Passata l’ebbrezza, finita la festa, si torna a fare i conti con la realtà. E non sono certo rose e fiori. Il programma Shuttle, dopo 30 anni e 134 missioni, è prossimo alla pensione. Con la partenza dell’Atlantis, la STS-135, un’era si chiude. E dopo? Non c’è anima, a Cape Canaveral, che non se lo chieda con preoccupazione.

La NASA, che ha già tagliato circa seimila posti a causa della cancellazione del programma Constellation decisa dall’amministrazione Obama, si prepara a mandare in pensione, insieme agli Shuttle, anche più di 2mila dipendenti della base di Cape Canaveral. “Il problema non riguarda solo migliaia di persone che rischiano di restare disoccupate”, afferma un giornalista di spazio che vive a Orlando. “A catena, ne risentiranno tutti, dal fruttivendolo all’agente immobiliare”. È l’effetto domino della crisi economica, una crisi che in America morde ancora e, almeno da queste parti, potrebbe farsi sentire più a lungo. Certo, almeno dal disastro del Columbia, nel 2002, la NASA ha annunciato l’uscita di scena. La gente era preparata a questo momento.

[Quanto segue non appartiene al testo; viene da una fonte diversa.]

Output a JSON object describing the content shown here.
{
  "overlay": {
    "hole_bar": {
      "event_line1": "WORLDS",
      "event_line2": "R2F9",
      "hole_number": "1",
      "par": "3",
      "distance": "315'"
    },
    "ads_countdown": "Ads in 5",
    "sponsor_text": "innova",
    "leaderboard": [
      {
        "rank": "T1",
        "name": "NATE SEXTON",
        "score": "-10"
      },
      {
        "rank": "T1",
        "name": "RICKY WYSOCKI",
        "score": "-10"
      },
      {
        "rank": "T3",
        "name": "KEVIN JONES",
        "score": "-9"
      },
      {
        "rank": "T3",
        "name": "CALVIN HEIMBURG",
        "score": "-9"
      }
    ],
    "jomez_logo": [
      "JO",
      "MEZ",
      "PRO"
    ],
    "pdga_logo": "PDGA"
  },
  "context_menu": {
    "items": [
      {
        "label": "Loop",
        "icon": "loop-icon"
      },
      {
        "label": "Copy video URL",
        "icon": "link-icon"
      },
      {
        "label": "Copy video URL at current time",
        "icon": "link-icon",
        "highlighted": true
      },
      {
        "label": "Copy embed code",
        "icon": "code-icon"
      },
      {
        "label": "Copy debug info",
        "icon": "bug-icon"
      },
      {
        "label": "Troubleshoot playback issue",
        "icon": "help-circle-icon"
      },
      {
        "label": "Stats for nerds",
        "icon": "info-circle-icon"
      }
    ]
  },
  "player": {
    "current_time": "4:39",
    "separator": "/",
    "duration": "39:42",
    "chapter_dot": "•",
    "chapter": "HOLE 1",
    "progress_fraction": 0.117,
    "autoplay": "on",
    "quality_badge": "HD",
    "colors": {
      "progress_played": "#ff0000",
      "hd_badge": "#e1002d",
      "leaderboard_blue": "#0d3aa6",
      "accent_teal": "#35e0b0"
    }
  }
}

Non tutti sono pessimisti. “Riceviamo ogni giorno circa cinquemila visitatori, non ho motivo di credere che l’afflusso turistico diminuirà nel prossimo futuro”, rispondono all’ufficio informazioni del Kennedy Visitor Center, il museo interattivo dedicato all’avventura spaziale. Paradossalmente potrebbero essere le persone più giovani a far fatica a immaginare un futuro senza Shuttle. Chi ha meno di 30 anni, qui, è vissuto nella bambagia, cullato dalle onde e dall’enorme indotto economico delle gloriose navette.

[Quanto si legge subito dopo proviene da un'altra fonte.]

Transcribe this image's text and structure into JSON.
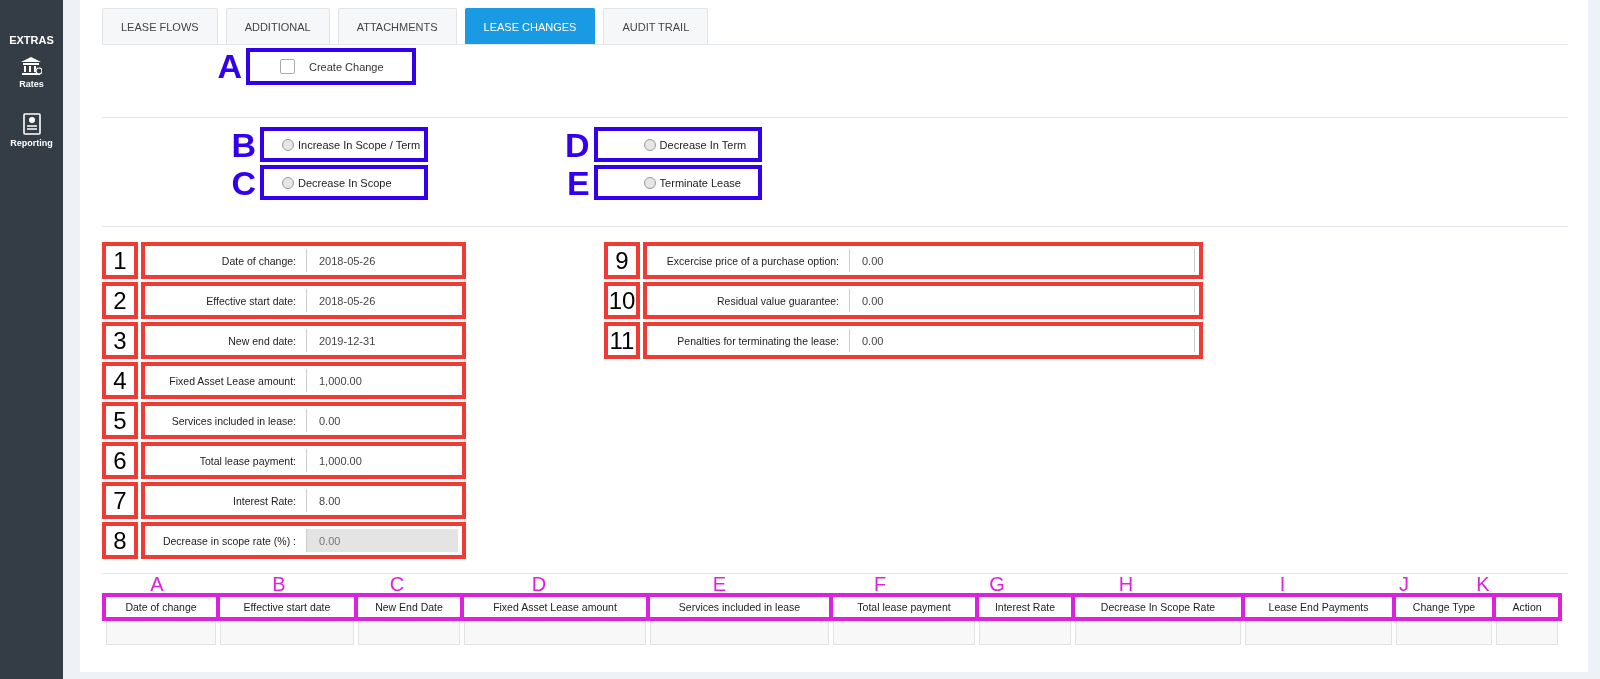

Ma se è innegabile che l’attività della NASA sia stata un volano per lo sviluppo e il turismo del posto, è anche vero che la fine dello Shuttle non è la fine del Kennedy Space Center e neppure delle imprese spaziali.

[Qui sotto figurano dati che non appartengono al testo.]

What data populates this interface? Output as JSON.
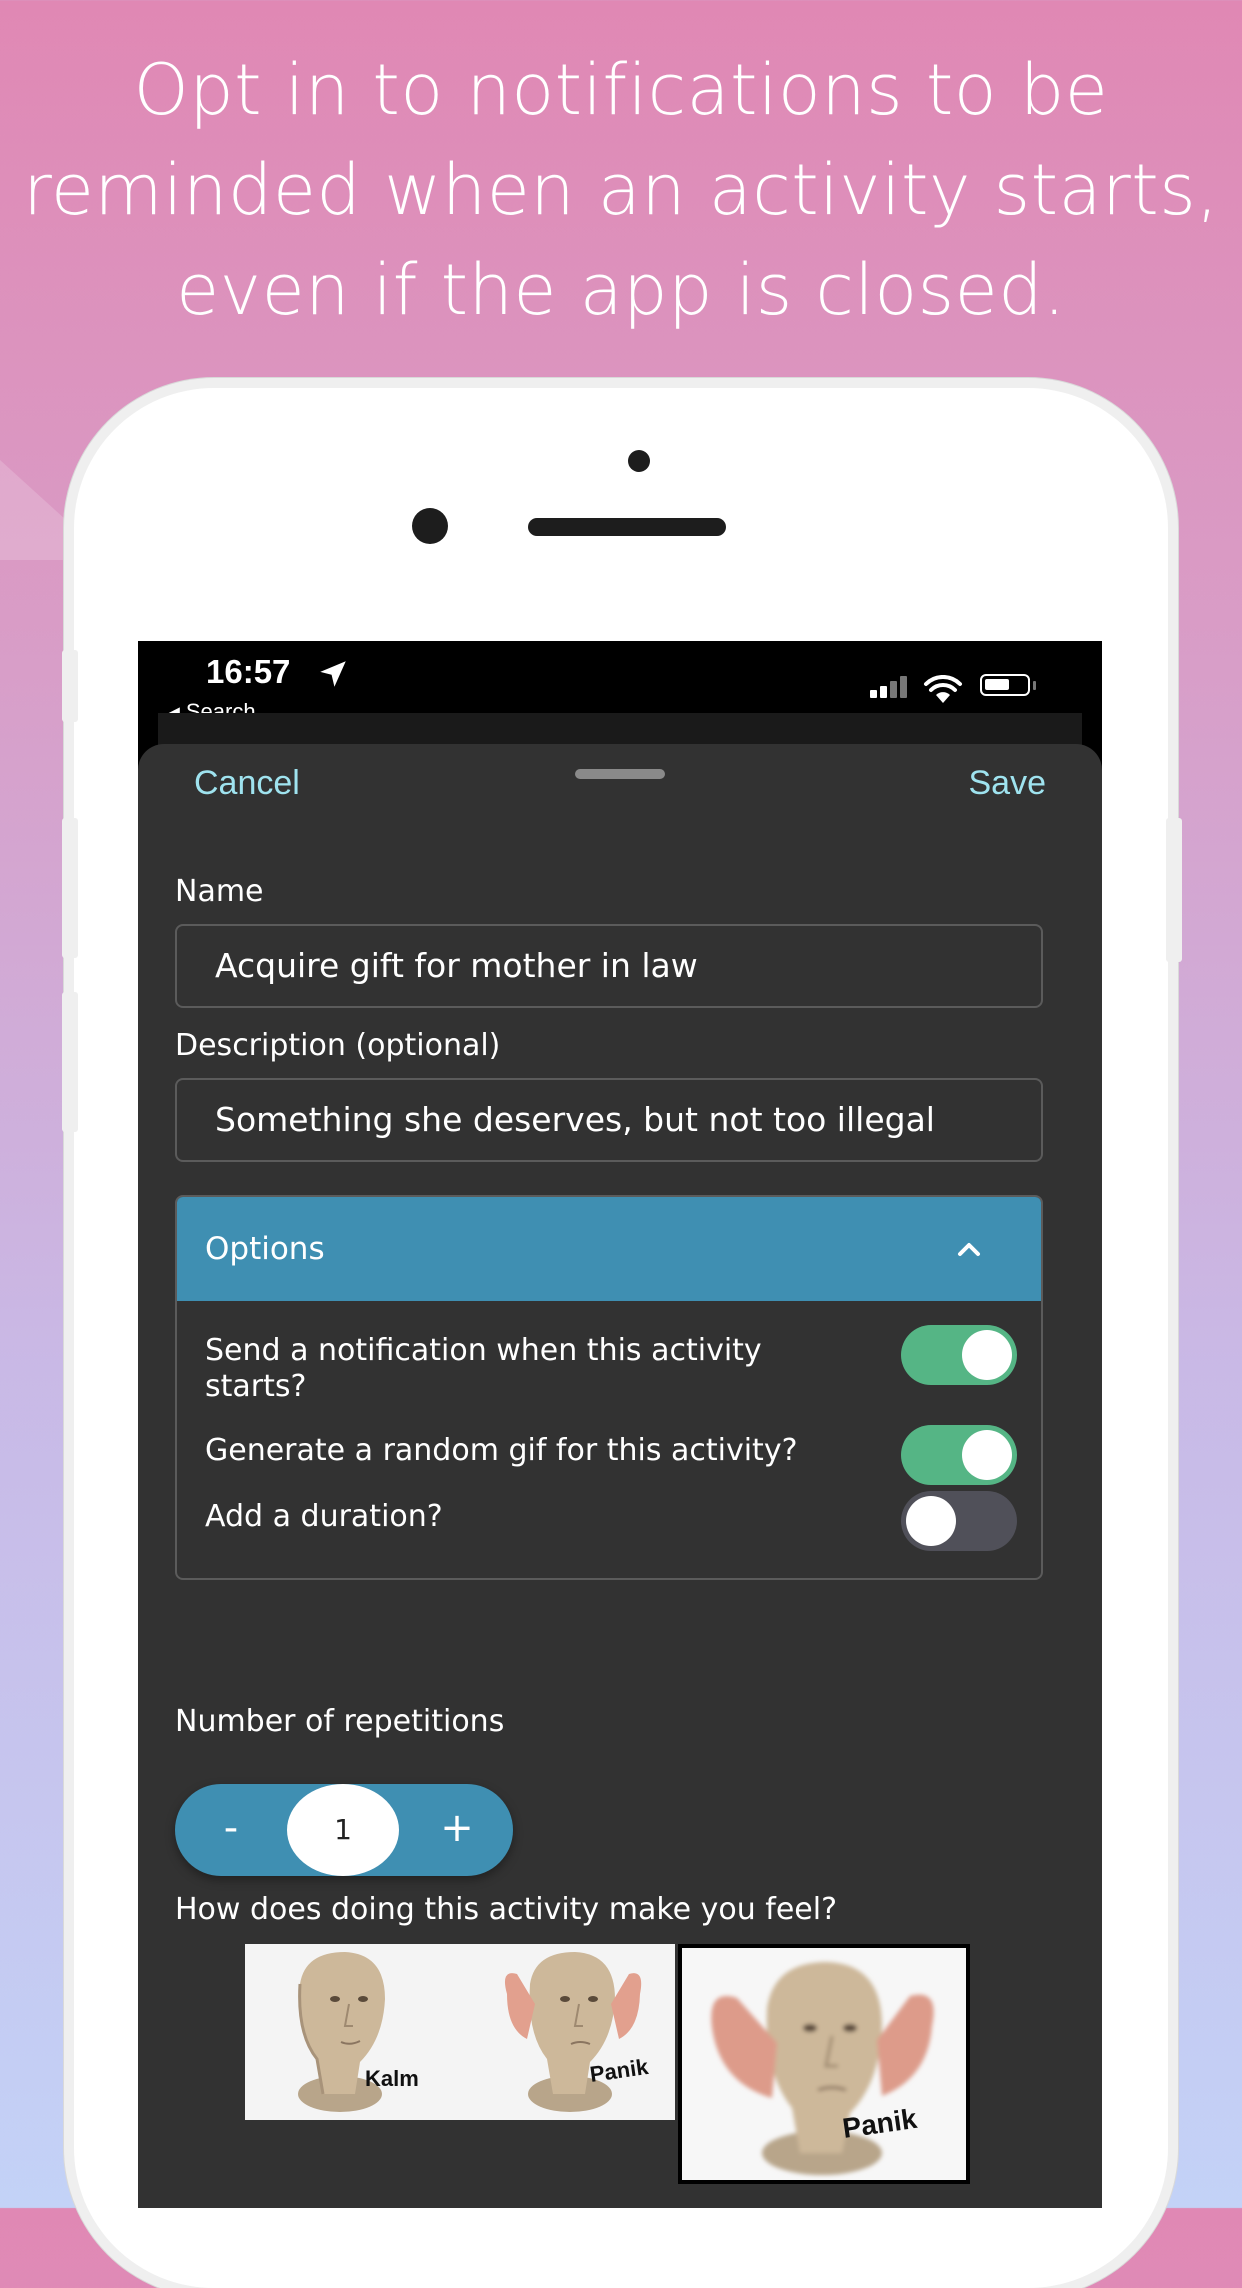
{
  "headline": {
    "line1": "Opt in to notifications to be",
    "line2": "reminded when an activity starts,",
    "line3": "even if the app is closed."
  },
  "status_bar": {
    "time": "16:57",
    "back_label": "Search"
  },
  "nav": {
    "cancel": "Cancel",
    "save": "Save"
  },
  "form": {
    "name_label": "Name",
    "name_value": "Acquire gift for mother in law",
    "description_label": "Description (optional)",
    "description_value": "Something she deserves, but not too illegal"
  },
  "options": {
    "title": "Options",
    "items": [
      {
        "label_line1": "Send a notification when this activity",
        "label_line2": "starts?",
        "enabled": true
      },
      {
        "label": "Generate a random gif for this activity?",
        "enabled": true
      },
      {
        "label": "Add a duration?",
        "enabled": false
      }
    ]
  },
  "repetitions": {
    "label": "Number of repetitions",
    "minus": "-",
    "value": "1",
    "plus": "+"
  },
  "feeling": {
    "question": "How does doing this activity make you feel?",
    "memes": [
      {
        "caption": "Kalm"
      },
      {
        "caption": "Panik"
      },
      {
        "caption": "Panik",
        "selected": true
      }
    ]
  },
  "colors": {
    "accent": "#3f8fb2",
    "toggle_on": "#55b585",
    "toggle_off": "#505059",
    "link": "#9fe3ef",
    "sheet": "#323232"
  }
}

“La base di lancio non chiuderà battenti, da qui continueranno a partire satelliti”, sottolinea un impiegato. “In più, c’è molto altro lavoro da fare. Bisogna riconvertire le infrastrutture per trasformare la base nello spazioporto dei prossimi vettori spaziali”. La NASA infatti ha detto addio agli Shuttle – “carrozzoni” che ormai appartengono al passato, costano cifre spropositate e sono estremamente vulnerabili data la loro complessità ingegneristica – ma non rinuncerà ai voli in orbita bassa. Sta infatti sviluppando razzi di nuova generazione per raggiungere la Stazione spaziale internazionale, insieme alle compagnie private. Nelle scorse settimane, l’ente ha affidato commesse per 269 milioni di dollari a quattro imprese: Space X, Boeing, Blu Origin e Sierra Nevada, per la realizzazione di un missile e una capsula in grado di portare uomini sulla ISS.

“Credo che dovremo stringere un po’ i denti per i prossimi 4-5 anni”, prevede una tassista del posto, mentre fa la spola tra gli alberghi. “Lo Shuttle ha portato lavoro, e sentiremo la sua assenza. Ma poi le cose ripartiranno, Cape Canaveral diventerà la base di lancio di altre capsule con costi molto meno elevati rispetto allo Shuttle, e allora ci sarà di nuovo lavoro”.
Insomma, la fine del programma Shuttle è come un duro colpo, nel breve termine, ma anche un’opportunità di rilancio e di ripresa, sul medio e lungo periodo. Un’era si chiude, in fondo, perché una nuova stagione si apra e si possa tornare a volare.